Lateef turned his head. Above them he could still see the image of the silver sword. Then at his knee he felt a hand. He looked down. A boy about his own age stood there, in white robes, with a white dulband on his head. In the turban’s center was the ca
liph’s red jewel.
“I am free and ready to ride,” the boy said, a shadowy smile playing at the corners of his mouth.
“Then mount, my brother,” whispered Lateef, putting his hand down and pulling the boy up behind him. “Ride your dream.”
With a mighty motion, the horse’s wings pumped once again, filling with air and sky. He lifted them beyond the sword, beyond the walls of the palace. They circled the minarets once, and Lateef looked down. He could see a crowd gathering around the fallen figures of a caliph, a horse, a ragged boy. Only here and there was a man or a woman or a child who dared to look up, who saw the dream-riders in the sky.
And then they were gone, the three: over a river that was a thin ribbon in the sand, over the changing patterns of the desert, to the place where there are neither slaves nor rulers and where all living beings truly dwell as brothers—the palace of the winds.
The Golden Balls
Not all princesses are selfish. No. But it is an occupational hazard. Perhaps it is even in the genes, inbred along with fine, thin noses and high arches, along with slender fingers and a swanlike neck.

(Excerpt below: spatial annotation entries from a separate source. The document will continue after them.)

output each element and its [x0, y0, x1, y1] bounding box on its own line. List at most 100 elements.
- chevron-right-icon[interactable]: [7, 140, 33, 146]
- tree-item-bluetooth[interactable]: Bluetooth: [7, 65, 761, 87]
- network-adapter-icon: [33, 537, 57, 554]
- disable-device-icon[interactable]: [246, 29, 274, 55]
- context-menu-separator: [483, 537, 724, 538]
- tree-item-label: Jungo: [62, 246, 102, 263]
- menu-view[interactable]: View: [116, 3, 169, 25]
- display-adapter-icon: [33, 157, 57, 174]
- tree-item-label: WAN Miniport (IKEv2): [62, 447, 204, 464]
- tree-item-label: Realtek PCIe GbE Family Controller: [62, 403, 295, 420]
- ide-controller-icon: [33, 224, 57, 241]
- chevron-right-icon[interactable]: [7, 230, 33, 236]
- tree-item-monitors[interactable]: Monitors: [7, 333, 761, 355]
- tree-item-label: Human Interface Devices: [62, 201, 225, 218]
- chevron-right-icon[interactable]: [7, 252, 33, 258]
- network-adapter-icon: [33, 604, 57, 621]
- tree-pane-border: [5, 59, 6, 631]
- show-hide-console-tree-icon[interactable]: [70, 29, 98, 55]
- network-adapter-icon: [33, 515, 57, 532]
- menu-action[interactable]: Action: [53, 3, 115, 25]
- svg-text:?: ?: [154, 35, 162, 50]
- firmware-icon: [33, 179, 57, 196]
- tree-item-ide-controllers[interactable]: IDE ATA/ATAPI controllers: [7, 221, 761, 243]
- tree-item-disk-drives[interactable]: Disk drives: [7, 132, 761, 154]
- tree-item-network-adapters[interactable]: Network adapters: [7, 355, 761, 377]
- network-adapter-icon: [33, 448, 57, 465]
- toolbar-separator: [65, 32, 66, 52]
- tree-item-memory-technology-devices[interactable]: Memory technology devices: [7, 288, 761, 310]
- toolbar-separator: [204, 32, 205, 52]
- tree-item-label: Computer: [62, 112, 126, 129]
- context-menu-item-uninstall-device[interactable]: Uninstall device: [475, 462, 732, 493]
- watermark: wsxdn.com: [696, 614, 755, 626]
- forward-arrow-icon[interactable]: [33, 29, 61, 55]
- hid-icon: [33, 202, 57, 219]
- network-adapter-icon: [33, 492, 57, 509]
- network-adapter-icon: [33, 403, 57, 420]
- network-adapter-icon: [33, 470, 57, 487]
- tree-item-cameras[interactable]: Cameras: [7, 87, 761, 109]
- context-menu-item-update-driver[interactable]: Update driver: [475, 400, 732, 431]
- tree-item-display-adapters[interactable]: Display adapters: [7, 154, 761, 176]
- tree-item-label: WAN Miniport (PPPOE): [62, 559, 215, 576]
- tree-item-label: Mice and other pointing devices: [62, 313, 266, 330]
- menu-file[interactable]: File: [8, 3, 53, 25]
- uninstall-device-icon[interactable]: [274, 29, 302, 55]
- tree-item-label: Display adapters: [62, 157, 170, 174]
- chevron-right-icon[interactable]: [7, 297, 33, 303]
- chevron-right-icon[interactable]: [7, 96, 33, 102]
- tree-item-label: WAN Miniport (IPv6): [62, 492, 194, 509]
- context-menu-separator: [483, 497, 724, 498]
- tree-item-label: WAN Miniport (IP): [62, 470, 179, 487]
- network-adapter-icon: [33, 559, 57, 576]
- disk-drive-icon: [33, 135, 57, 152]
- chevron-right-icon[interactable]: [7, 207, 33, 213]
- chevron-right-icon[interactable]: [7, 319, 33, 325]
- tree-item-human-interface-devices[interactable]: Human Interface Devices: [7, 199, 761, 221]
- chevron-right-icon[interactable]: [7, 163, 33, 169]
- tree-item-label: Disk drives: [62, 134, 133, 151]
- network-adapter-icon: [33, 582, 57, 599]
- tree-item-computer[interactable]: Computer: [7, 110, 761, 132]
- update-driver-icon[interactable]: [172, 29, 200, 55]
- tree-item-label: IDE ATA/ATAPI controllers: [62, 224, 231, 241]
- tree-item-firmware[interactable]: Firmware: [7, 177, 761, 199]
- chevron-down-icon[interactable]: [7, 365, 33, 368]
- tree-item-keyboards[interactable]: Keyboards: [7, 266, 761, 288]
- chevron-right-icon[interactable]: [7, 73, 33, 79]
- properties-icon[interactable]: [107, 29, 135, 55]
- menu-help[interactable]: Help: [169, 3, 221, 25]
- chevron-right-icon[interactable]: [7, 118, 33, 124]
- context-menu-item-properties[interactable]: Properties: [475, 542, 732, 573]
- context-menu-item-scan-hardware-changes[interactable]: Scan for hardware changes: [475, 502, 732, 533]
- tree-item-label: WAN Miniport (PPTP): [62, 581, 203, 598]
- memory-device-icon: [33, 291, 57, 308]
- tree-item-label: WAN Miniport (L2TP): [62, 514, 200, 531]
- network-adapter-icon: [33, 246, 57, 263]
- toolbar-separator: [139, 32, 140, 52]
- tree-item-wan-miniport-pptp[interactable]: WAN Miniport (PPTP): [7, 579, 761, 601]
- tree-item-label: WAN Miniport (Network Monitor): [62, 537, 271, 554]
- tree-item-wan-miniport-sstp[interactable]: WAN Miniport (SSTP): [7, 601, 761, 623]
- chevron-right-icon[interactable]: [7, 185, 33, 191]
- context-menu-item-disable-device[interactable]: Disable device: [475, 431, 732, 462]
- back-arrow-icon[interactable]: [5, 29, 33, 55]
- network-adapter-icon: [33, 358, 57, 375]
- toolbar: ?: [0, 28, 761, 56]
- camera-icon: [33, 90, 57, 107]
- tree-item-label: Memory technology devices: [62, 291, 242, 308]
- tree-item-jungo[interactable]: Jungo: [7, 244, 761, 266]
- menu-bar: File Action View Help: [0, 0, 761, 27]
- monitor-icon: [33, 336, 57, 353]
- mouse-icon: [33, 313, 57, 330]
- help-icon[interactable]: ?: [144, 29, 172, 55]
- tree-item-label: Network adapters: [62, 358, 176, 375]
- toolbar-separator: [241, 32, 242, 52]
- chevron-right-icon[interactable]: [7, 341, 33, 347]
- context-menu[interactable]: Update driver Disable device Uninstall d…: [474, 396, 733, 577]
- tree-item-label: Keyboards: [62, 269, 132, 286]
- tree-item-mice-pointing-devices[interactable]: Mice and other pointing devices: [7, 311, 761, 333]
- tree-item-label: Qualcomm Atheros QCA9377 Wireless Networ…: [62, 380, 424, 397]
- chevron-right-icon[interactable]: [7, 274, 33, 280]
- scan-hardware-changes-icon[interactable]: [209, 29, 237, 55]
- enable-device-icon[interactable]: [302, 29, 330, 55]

There was a princess once endowed with all those graces at birth. Her father—a robust sort, given to hunting and sharing bones with his dogs—had married well. That meant his wife came with properly and looks, and was gracious enough to expire after producing an heir. The heir was a boy who looked a lot like his father and screamed in similar lusty tones from one wetnurse to another until he found an ample breast that pleased him.
The heir was not the firstborn, however. He came second, after a sister. But primogeniture ruled him first. First at school, first at play, first in the hearts of his countrymen.